Lorsqu’ils me parlèrent, d’abord je fus saisi d’étonnement, et je crus voir un prodige. Cela me paraissait aussi extraordinaire que si j’entendais aujourd’hui un chien ou une vache parler en Angleterre. Ils me répondirent, avec toute l’humanité et toute la politesse possibles, que je ne m’affligeasse point, et qu’ils étaient sûrs que leur capitaine voudrait bien me prendre sur son bord et me mener gratis à Lisbonne, d’où je pourrais passer en Angleterre; que deux d’entre eux iraient dans un moment trouver le capitaine pour l’informer de ce qu’ils avaient vu et recevoir ses ordres; mais qu’en même temps, à moins que je ne leur donnasse ma parole de ne point m’enfuir, ils allaient me lier. Je leur dis qu’ils feraient de moi tout ce qu’ils jugeraient à propos.

Ils avaient bien envie de savoir mon histoire et mes aventures; mais je leur donnai peu de satisfaction, et tous conclurent que mes malheurs m’avaient troublé l’esprit. Au bout de deux heures, la chaloupe, qui était allée porter de l’eau douce au vaisseau, revint avec ordre de m’amener incessamment à bord. Je me jetai à genoux pour prier qu’on me laissât aller et qu’on voulût bien ne point me ravir ma liberté; mais ce fut en vain; je fus lié et mis dans la chaloupe, et, dans cet état, conduit à bord et dans la chambre du capitaine.

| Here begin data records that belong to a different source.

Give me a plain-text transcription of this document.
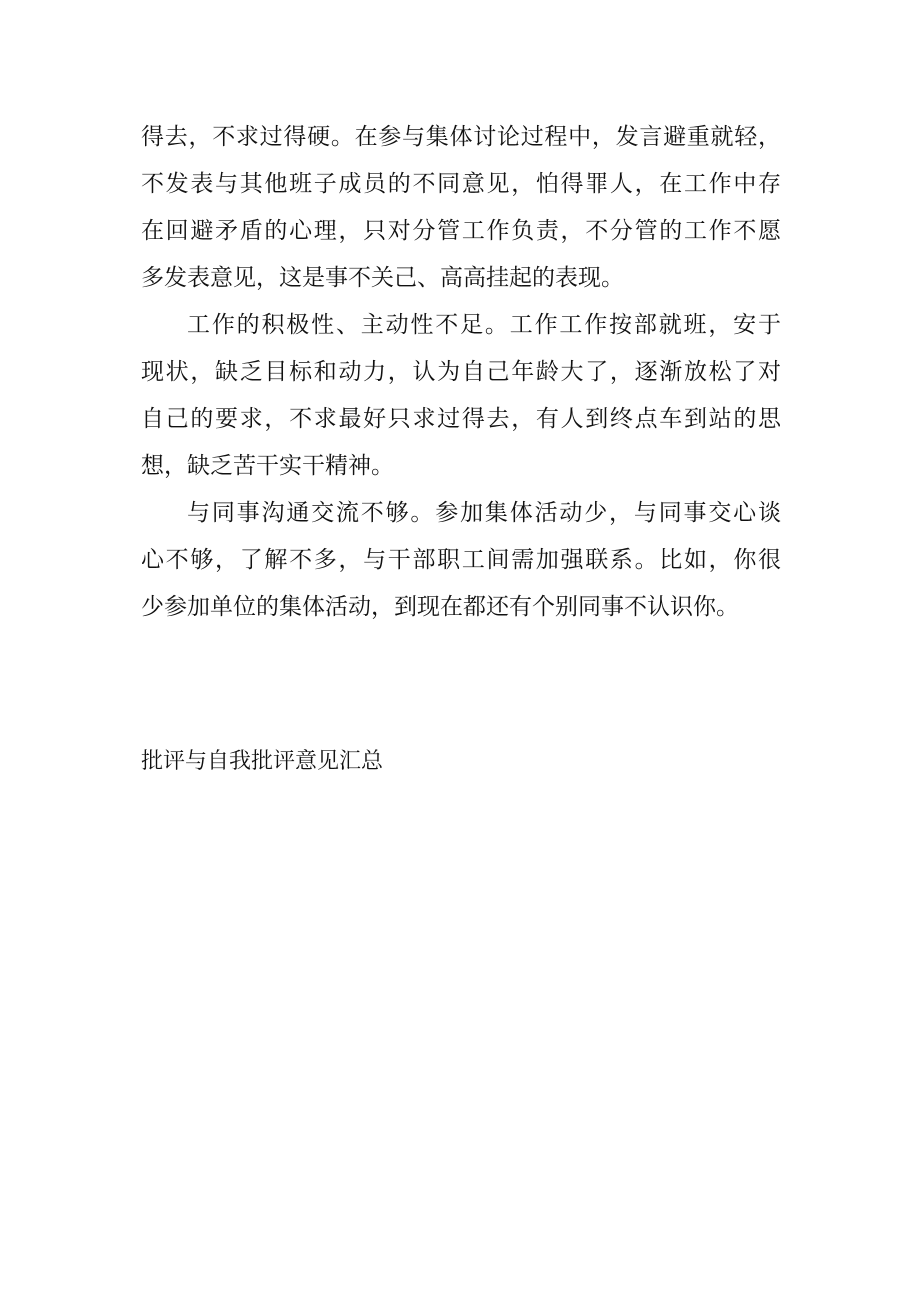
得去，不求过得硬。在参与集体讨论过程中，发言避重就轻，
不发表与其他班子成员的不同意见，怕得罪人，在工作中存
在回避矛盾的心理，只对分管工作负责，不分管的工作不愿
多发表意见，这是事不关己、高高挂起的表现。
工作的积极性、主动性不足。工作工作按部就班，安于
现状，缺乏目标和动力，认为自己年龄大了，逐渐放松了对
自己的要求，不求最好只求过得去，有人到终点车到站的思
想，缺乏苦干实干精神。
与同事沟通交流不够。参加集体活动少，与同事交心谈
心不够，了解不多，与干部职工间需加强联系。比如，你很
少参加单位的集体活动，到现在都还有个别同事不认识你。
批评与自我批评意见汇总
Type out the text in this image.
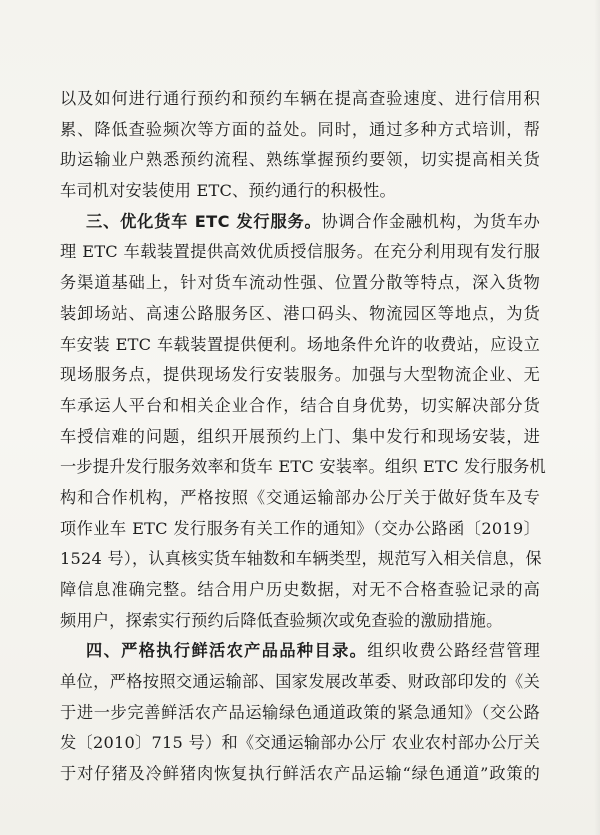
以及如何进行通行预约和预约车辆在提高查验速度、进行信用积
累、降低查验频次等方面的益处。同时，通过多种方式培训，帮
助运输业户熟悉预约流程、熟练掌握预约要领，切实提高相关货
车司机对安装使用 ETC、预约通行的积极性。
三、优化货车 ETC 发行服务。协调合作金融机构，为货车办
理 ETC 车载装置提供高效优质授信服务。在充分利用现有发行服
务渠道基础上，针对货车流动性强、位置分散等特点，深入货物
装卸场站、高速公路服务区、港口码头、物流园区等地点，为货
车安装 ETC 车载装置提供便利。场地条件允许的收费站，应设立
现场服务点，提供现场发行安装服务。加强与大型物流企业、无
车承运人平台和相关企业合作，结合自身优势，切实解决部分货
车授信难的问题，组织开展预约上门、集中发行和现场安装，进
一步提升发行服务效率和货车 ETC 安装率。组织 ETC 发行服务机
构和合作机构，严格按照《交通运输部办公厅关于做好货车及专
项作业车 ETC 发行服务有关工作的通知》（交办公路函〔2019〕
1524 号），认真核实货车轴数和车辆类型，规范写入相关信息，保
障信息准确完整。结合用户历史数据，对无不合格查验记录的高
频用户，探索实行预约后降低查验频次或免查验的激励措施。
四、严格执行鲜活农产品品种目录。组织收费公路经营管理
单位，严格按照交通运输部、国家发展改革委、财政部印发的《关
于进一步完善鲜活农产品运输绿色通道政策的紧急通知》（交公路
发〔2010〕715 号）和《交通运输部办公厅 农业农村部办公厅关
于对仔猪及冷鲜猪肉恢复执行鲜活农产品运输“绿色通道”政策的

Il s’appelait Pedro de Mendez. C’était un homme très généreux et très poli. Il me pria d’abord de lui dire qui j’étais, et ensuite me demanda ce que je voulais boire et manger. Il m’assura que je serais traité comme lui-même, et me dit enfin des choses si obligeantes, que j’étais tout étonné de trouver tant de bonté dans un yahou. J’avais néanmoins un air sombre, morne et fâché, et je ne répondis autre chose à toutes ses honnêtetés, sinon que j’avais à manger dans mon canot. Mais il ordonna qu’on me servît un poulet et qu’on me fît boire du vin excellent, et, en attendant, il me fit donner un bon lit dans une chambre fort commode. Lorsque j’y eus été conduit, je ne voulus point me déshabiller, et je me jetai sur le lit dans l’état où j’étais. Au bout d’une demi-heure, tandis que tout l’équipage était à dîner, je m’échappai de ma chambre dans le dessein de me jeter dans la mer et de me sauver à la nage, afin de n’être point obligé de vivre avec des yahous. Mais je fus prévenu par un des mariniers, et le capitaine, ayant été informé de ma tentative ordonna de m’enfermer dans ma chambre.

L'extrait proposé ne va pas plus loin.